Yi Hou: In a way, there's more freedom—when I'm painting other people, there's a lot more care involved.
Rail: And how are you navigating it specifically within your practice? How do you feel like that connects to the sense of labor that has been put on you and your painting or do you feel that? Do you feel the license to communicate an emotional life and interiority? Or do you feel like that expectation of labor has been placed on you? How much of that obligation do you feel in the studio?

Yi Hou: I think a lot of minoritarian artists experience this pressure—it speaks to the ideology of representationalism. This is something Rey Chow wrote about in her text the Protestant Ethnic—she describes it as “coercive mimeticism,” or the ways in which minor artists are coerced to “confess” their minority-ness in a palatable, legible way, one that often conforms to the liberal desire for cultural productions of racial trauma.
You know, in many ways my work is accessible—I make my work with an audience in mind, especially with my show at the Brooklyn Museum, and I try to be a socially embedded artist. To be honest, I’m a very New York-focused artist. This city is my home. I have to be strongly convinced to do solo shows in other cities, simply because it takes so long for me to produce these bodies of work, and the idea that most of my friends or my people in New York won’t see the fruits of my labor, at least in-person, is depressing.
The show is legible on first view as identity-based figuration, but hopefully the show also complicates, deepens, and invites further thought. The figure is a great point of entry into much larger ideas. This is why I’m so interested in opacity—leaving things unknowable, especially as it relates to marginality. To prevent, or at least slow down, its consumption, in a way that honors the unknowability of the Other. Glissant writes about how we need not let opacity be about separation or apartheid, or antagonism, but it should be about celebration, being-with, honor—he writes that the right to opacity should “be a lamp watching over our poetics.” Opacity is not a point of closure, but rather, a point of expansion, of multiplicity, of ripeness.
I’m not interested in antagonizing viewers. I want everyone to see and interpret my work. It’s interesting. I’m thinking about the painting All American Boyfriend (2022). That painting, at base, is about desire, relation, love. In a very profoundly personal way. But it is also about whiteness within America’s racial matrix, especially when thrown into the mix of queer interracial desire, libido. It was the first painting I had done of a white person in a long time. In the painting, the figure is ensconced by a mirror, a fictional mirror I constructed—which my hands are holding up. I was interested in the gaze, specularity, the audience, and interpellating the subject of the painting as the mythic audience, as the American avatar of the cowboy.

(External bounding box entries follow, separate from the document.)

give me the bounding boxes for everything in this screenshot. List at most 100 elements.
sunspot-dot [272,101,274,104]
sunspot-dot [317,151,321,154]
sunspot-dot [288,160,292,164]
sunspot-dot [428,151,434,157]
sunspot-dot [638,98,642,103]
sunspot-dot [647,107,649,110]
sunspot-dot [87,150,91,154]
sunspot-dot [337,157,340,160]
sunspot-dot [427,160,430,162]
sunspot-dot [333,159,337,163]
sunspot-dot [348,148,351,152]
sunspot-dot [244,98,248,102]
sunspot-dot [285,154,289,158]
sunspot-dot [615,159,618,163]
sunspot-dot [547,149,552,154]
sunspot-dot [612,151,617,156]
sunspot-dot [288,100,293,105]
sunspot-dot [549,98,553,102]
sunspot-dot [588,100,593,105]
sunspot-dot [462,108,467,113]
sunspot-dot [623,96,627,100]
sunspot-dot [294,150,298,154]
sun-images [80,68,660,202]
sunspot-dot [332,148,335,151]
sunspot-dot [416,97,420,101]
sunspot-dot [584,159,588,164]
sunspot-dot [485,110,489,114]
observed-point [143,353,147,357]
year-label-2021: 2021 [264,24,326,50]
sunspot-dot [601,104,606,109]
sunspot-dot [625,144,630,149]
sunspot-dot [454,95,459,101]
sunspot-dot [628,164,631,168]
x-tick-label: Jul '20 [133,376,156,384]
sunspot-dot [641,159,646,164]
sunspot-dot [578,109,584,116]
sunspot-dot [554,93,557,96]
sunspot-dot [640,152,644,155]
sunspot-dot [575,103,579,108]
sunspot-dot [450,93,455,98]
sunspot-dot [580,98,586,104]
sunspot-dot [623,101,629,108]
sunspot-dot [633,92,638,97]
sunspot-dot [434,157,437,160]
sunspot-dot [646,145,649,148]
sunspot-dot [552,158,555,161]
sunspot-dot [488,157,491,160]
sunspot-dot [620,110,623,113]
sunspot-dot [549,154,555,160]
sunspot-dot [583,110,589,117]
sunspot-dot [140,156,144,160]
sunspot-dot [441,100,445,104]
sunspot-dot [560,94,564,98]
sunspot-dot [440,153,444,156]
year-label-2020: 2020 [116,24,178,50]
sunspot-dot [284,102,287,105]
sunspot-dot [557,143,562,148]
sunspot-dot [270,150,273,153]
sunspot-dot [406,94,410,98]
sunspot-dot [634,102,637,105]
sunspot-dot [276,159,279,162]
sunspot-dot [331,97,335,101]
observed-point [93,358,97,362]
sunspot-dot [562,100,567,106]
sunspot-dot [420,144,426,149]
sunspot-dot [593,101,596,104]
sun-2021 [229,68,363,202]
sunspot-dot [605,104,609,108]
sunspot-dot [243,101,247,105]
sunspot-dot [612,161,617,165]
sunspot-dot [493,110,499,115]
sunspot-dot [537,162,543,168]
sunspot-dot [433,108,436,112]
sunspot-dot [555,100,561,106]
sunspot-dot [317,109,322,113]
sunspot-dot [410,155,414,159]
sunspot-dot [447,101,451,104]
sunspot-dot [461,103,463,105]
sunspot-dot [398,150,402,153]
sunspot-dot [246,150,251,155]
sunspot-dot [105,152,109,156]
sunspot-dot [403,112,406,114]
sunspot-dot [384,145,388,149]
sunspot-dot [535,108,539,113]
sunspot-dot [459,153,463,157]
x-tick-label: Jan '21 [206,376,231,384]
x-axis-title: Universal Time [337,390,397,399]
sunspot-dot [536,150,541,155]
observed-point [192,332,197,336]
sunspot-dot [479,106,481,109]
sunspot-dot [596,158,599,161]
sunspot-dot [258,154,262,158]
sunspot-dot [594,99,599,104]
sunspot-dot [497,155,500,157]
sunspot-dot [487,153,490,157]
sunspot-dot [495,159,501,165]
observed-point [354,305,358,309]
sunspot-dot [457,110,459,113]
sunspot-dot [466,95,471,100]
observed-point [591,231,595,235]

Rail: One thing that I appreciate is that your language of painting, and your language of drawing as well, really cultivates a painterly desire. I really enjoy looking at these. I enjoy being around them. But none of them are ever as simple as just a desire relationship. They are not letting anyone off the hook. And I think that's needed. And also it's not antagonizing, like you said. It's just holding the mirror up. And that's an important part of all this.
Yi Hou: Yeah—it’s aesthetics. At base, with paint, with art, I’m interested in aesthetics, beauty, desire, all these sensual, sumptuous, earthly things. And the way that all this can expand beyond itself, and invite the viewer into itself. As a point of entry into conceptual thought, ideas, politics.